I’ve wanted a simple solution to handle Wake-on-LAN sequences for my home and work labs to boot up servers in the right order. I was already dabbling in Rust and thought this would be an interesting project to dive deeper and see if it could work well for this kind of network tool. The result is rallyup.
rallyup lets you set up server dependencies in a YAML file, so each service (e.g., firewalls, storage, VM hosts) comes online in the right order. It verifies each server’s status before moving to the next.
Features:
- Dependency-based WOL with VLAN support - Built-in health checks (HTTP, open ports, shell commands) - Lightweight enough to run on a Raspberry Pi or similar device
Would love any feedback. Thanks for taking a look!
https://github.com/darwindarak/rallyup/commit/36f9c474c13644...
Never sorted out a reliable enough system for it to be practically useful, but this gives me some ideas...
EDIT: as the sibling comment reminded me, I'm using IPMI, not WoL. That said, I have tested WoL and had no issues with it doing its job – I only switched because I had a server that would randomly fail to find its NVMe drive at boot; rebooting (which IPMI allowed me to do) would fix it.
For Linux set it to "g": https://wiki.archlinux.org/title/Wake-on-LAN#Make_it_persist...
For Windows you need to enable "Wake on Magic Packet": https://www.windowscentral.com/how-enable-and-use-wake-lan-w...
G for maGic, I presume?
That it is defaulted off I feel is motivated, but to make it so hard to turn it on is pretty pathetic.
The fury Microsoft generated by turning it off in a Windows update still fuels me. I had a remote PC that I need to access remotely during holiday season.
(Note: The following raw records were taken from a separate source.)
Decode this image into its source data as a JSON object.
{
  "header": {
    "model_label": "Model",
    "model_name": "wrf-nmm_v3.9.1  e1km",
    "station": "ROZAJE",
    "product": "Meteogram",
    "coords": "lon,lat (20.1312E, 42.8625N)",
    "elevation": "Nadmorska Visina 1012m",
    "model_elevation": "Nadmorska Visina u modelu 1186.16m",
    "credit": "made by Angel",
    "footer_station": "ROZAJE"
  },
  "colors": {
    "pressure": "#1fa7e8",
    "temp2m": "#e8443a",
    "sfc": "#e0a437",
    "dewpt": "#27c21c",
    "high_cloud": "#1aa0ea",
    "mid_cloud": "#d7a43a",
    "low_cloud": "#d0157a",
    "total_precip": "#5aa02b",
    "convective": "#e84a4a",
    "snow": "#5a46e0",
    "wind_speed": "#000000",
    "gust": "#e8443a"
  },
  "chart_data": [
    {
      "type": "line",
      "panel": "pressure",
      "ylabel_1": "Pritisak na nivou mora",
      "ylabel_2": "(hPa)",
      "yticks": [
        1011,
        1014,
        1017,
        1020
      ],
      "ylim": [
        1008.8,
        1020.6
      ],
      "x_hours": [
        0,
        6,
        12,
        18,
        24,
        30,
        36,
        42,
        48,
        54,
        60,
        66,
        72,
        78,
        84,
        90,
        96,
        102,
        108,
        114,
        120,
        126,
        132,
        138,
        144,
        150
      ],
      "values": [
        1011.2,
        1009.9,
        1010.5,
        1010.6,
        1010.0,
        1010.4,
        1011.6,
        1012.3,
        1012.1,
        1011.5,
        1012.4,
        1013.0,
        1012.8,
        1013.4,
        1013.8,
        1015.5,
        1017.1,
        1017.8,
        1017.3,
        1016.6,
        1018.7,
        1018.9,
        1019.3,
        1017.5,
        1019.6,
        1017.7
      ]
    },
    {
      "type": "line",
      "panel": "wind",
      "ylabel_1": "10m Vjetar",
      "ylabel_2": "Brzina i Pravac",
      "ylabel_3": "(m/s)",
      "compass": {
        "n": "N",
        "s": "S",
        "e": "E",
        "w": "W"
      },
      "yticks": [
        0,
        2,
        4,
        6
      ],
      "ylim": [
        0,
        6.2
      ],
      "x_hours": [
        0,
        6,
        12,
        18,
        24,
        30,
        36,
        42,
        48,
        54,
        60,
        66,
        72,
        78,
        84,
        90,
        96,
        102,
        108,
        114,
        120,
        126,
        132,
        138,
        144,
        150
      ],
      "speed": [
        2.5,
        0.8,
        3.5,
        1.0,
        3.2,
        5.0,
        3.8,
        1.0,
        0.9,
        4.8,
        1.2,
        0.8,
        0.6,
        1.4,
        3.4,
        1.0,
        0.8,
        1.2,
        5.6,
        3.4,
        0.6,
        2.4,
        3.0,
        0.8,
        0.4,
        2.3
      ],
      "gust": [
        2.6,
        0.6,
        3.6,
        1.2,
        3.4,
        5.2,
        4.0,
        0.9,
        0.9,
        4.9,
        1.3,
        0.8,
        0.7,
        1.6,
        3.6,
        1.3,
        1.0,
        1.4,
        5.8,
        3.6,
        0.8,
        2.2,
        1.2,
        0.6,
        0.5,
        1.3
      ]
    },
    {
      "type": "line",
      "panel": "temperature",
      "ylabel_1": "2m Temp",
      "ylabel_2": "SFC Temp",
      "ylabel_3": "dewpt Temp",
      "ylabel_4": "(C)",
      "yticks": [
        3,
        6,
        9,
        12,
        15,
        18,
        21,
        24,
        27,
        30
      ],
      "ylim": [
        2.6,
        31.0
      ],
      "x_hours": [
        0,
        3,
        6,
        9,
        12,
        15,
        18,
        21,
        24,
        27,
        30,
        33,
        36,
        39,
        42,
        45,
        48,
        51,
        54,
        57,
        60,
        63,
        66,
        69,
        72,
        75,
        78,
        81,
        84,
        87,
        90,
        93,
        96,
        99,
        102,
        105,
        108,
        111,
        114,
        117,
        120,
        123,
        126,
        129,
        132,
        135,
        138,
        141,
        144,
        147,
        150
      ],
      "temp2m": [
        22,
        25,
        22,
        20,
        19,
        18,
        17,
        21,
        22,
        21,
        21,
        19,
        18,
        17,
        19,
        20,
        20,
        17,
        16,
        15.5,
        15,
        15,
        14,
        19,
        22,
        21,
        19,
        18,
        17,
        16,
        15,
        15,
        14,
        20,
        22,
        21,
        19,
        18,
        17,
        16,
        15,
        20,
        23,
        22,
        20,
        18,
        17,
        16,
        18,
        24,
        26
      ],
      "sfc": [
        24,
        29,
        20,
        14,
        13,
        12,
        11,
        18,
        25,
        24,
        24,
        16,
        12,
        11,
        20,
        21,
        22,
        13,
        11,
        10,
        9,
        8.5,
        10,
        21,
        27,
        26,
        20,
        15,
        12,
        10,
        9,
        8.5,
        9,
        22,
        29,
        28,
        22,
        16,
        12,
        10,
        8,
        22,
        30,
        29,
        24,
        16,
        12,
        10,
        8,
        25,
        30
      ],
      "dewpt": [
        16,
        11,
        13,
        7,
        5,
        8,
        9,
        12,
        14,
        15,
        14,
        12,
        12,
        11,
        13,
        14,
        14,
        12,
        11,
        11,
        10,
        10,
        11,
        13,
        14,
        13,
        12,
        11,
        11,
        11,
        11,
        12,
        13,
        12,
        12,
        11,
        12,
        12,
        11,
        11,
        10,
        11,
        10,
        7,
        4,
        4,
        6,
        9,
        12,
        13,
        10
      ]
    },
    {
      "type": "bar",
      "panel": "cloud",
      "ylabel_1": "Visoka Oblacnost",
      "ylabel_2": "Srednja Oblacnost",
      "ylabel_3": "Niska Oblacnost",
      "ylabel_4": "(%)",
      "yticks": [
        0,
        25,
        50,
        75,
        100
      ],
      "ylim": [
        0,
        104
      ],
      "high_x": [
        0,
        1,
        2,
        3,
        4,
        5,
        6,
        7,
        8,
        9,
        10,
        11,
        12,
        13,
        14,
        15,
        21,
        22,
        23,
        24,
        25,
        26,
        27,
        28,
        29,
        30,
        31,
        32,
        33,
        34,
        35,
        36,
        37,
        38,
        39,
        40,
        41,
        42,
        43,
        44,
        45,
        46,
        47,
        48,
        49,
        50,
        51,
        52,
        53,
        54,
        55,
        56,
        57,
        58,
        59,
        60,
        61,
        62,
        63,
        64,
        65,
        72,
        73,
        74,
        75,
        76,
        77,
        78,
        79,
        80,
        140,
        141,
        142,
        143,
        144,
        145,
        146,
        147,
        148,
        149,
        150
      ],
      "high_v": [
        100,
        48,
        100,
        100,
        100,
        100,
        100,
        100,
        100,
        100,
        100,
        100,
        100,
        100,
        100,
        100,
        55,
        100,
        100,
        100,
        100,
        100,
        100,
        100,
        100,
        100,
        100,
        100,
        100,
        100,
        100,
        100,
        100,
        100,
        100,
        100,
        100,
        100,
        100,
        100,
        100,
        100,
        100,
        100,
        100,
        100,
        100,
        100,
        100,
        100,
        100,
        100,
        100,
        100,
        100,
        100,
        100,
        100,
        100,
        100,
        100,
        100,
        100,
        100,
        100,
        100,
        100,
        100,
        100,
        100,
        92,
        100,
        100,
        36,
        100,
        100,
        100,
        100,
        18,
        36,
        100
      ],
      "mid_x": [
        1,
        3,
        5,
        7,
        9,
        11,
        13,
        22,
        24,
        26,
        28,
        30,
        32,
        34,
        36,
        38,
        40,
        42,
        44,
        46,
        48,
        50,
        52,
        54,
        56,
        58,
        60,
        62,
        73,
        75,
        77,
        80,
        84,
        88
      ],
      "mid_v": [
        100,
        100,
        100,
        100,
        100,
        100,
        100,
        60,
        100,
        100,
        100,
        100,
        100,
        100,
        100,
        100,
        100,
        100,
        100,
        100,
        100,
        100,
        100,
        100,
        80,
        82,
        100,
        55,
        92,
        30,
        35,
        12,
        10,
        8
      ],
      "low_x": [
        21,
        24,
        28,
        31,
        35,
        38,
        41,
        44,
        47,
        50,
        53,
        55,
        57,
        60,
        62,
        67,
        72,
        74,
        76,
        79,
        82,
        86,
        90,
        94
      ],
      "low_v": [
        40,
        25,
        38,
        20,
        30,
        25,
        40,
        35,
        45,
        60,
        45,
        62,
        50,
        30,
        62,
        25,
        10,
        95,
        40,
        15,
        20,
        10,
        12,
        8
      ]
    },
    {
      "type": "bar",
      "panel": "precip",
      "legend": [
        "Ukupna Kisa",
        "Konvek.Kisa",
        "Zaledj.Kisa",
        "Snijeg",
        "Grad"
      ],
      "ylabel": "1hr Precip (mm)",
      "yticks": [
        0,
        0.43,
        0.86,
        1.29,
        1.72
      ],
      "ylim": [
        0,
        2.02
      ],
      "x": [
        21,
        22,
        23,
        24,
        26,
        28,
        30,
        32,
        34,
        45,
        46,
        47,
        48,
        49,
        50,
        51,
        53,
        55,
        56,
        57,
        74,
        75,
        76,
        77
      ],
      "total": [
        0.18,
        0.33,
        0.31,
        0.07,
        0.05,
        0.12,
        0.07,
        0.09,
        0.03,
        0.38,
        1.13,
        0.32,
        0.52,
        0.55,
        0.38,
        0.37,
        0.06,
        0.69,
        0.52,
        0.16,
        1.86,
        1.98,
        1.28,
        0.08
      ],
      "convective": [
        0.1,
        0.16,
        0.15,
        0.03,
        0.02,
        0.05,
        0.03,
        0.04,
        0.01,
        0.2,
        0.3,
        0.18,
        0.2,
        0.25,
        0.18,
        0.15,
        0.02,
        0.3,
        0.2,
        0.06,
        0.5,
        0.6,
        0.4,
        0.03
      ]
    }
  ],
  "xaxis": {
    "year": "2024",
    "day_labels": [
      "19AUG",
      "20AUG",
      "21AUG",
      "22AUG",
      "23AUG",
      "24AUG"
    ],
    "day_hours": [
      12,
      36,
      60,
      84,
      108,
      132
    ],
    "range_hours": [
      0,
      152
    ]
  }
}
And Microsoft turns off my ability to power it on, with me left trying to figure out why I can't access the machine anymore.
The absolute most consistent way I've found is using cheap zigbee smart switches or even second hand smart PDUs. Set the machine to boot when power is restored and actually switch the thing on and off from the wall. It saves a whole lot of messing around, you can force the reboot issue and for a tiny amount more in upfront costs you can have power monitoring as well. It also works for network gear that doesn't sleep or anything else that had a physical switch.
edit: Ideally give me hardware with proper out-of-band management (ipmi or AMT at a pinch), but for everything else having control of the power is as good as it gets.
the issue that I discovered after many hours of debugging is that 10gbe port is powered down completely on suspend/power off. so it have no way to work.
because I had limited number of ethernet ports available I set up system to use wake up over WiFi (with wake also on key rotation or disconnect)
Either way, neat project, and thank you for sharing.
Nice project, thanks for sharing!
What type of API are you thinking of? It already runs on a YAML config, so maybe a web server that takes the config as a JSON body instead?
https://citeseerx.ist.psu.edu/document?repid=rep1&type=pdf&d...
https://www.i3detroit.org/reset-on-lan-an-ethernet-aware-rem...
We’ve also noticed that, in practice, for many data-critical production systems, many of our customers prefer to manually control the boot process to confirm data integrity.
The scenario of partial crashes is interesting. I need to think about how to handle that a bit more. Thanks for the feedback!